Press Releases

Washington—Today the Congressional-Executive Commission on China chair U.S. Senator Sherrod Brown (D-OH) and co-chair U.S. Rep. Chris Smith (NJ-4) along with U.S. Sens. Dianne Feinstein (D-CA), Ben Cardin (D-MD), Marco Rubio (R-FL), Roger Wicker (R-MS),and Jeff Merkley (D-OR) and U.S. Representatives Dan Lipinski (IL-3), Democratic Leader Nancy Pelosi (CA-12), and Frank Wolf (VA-10) announced introduction of the Hong Kong Human Rights and Democracy Act, a bipartisan bill that would renew the United States’ commitment to Hong Kong’s freedom and democracy.

“Hong Kong’s autonomy and freedoms—essential to its relations with the U.S.—are under threat from China. At this critical time, we must strongly support the universal rights of the people of Hong Kong, including free and fair elections in 2017 and beyond,” Brown, chairman of the Congressional-Executive Commission on China said. “Our bipartisan bill would ensure that the United States can continue to monitor Hong Kong while ensuring that its democracy and freedoms remain a cornerstone of U.S. policy.”

“The steady erosion of Hong Kong’s autonomy is the concern of freedom-loving people everywhere,” Smith, co-chairman of the Congressional-Executive Commission on China said. “Hong Kong's unique system has ensured prosperity and spurred the type of creativity and vitality that only comes with the advancement of fundamental freedoms. Protecting these freedoms are a bedrock interest of U.S. foreign policy. The special privileges the U.S. grants to Hong Kong can only exist and endure if Beijing fulfills its commitments, including guaranteeing human rights and free and fair elections.”

The legislation would update the United States-Hong Kong Policy Act of 1992 by reinstating and strengthening the U.S. State Department’s annual report to Congress on conditions in Hong Kong of interest to the United States. The bill would require the President to certify that Hong Kong is sufficiently autonomous before enacting any new laws or agreements affording Hong Kong different treatment from the People’s Republic of China. The legislation would also allow the President to waive the certification requirement on national security grounds.
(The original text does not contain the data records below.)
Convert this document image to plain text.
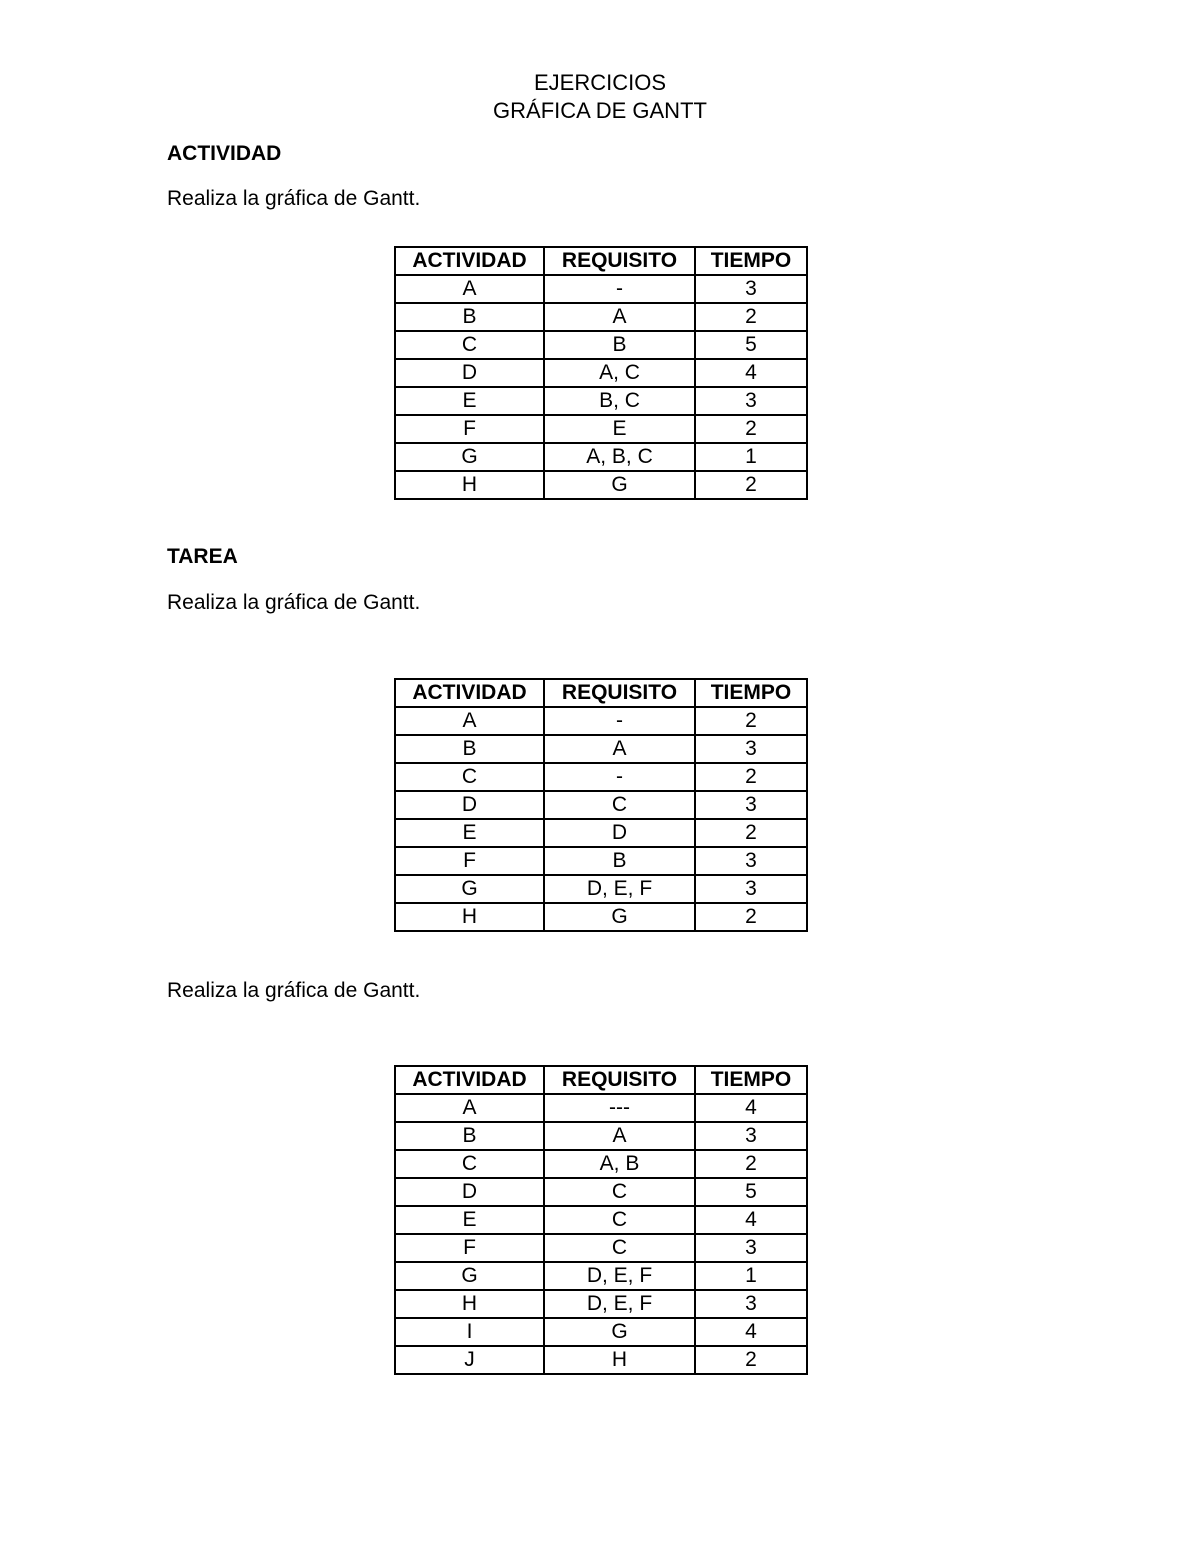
EJERCICIOS
GRÁFICA DE GANTT
ACTIVIDAD
Realiza la gráfica de Gantt.
ACTIVIDAD	REQUISITO	TIEMPO
A	-	3
B	A	2
C	B	5
D	A, C	4
E	B, C	3
F	E	2
G	A, B, C	1
H	G	2
TAREA
Realiza la gráfica de Gantt.
ACTIVIDAD	REQUISITO	TIEMPO
A	-	2
B	A	3
C	-	2
D	C	3
E	D	2
F	B	3
G	D, E, F	3
H	G	2
Realiza la gráfica de Gantt.
ACTIVIDAD	REQUISITO	TIEMPO
A	---	4
B	A	3
C	A, B	2
D	C	5
E	C	4
F	C	3
G	D, E, F	1
H	D, E, F	3
I	G	4
J	H	2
Since Hong Kong returned to Chinese sovereignty in 1997, Hong Kong was supposed to enjoy a “high degree of autonomy” and freedoms that do not exist in mainland China. Hong Kong citizens were also supposed to be allowed to freely elect their Chief Executive in 2017 and the entire Legislative Council in 2020 in “universal suffrage” elections. This past year, however, China continued to take steps to erode Hong Kong’s autonomy and freedoms, including an August decision that would allow only pro-Beijing candidates to run for Chief Executive in 2017. In its 2014 Annual Report released in October, the Congressional-Executive Commission on China “continued to observe developments that raised concerns about the state of democratic development, press freedom, and government transparency in Hong Kong.”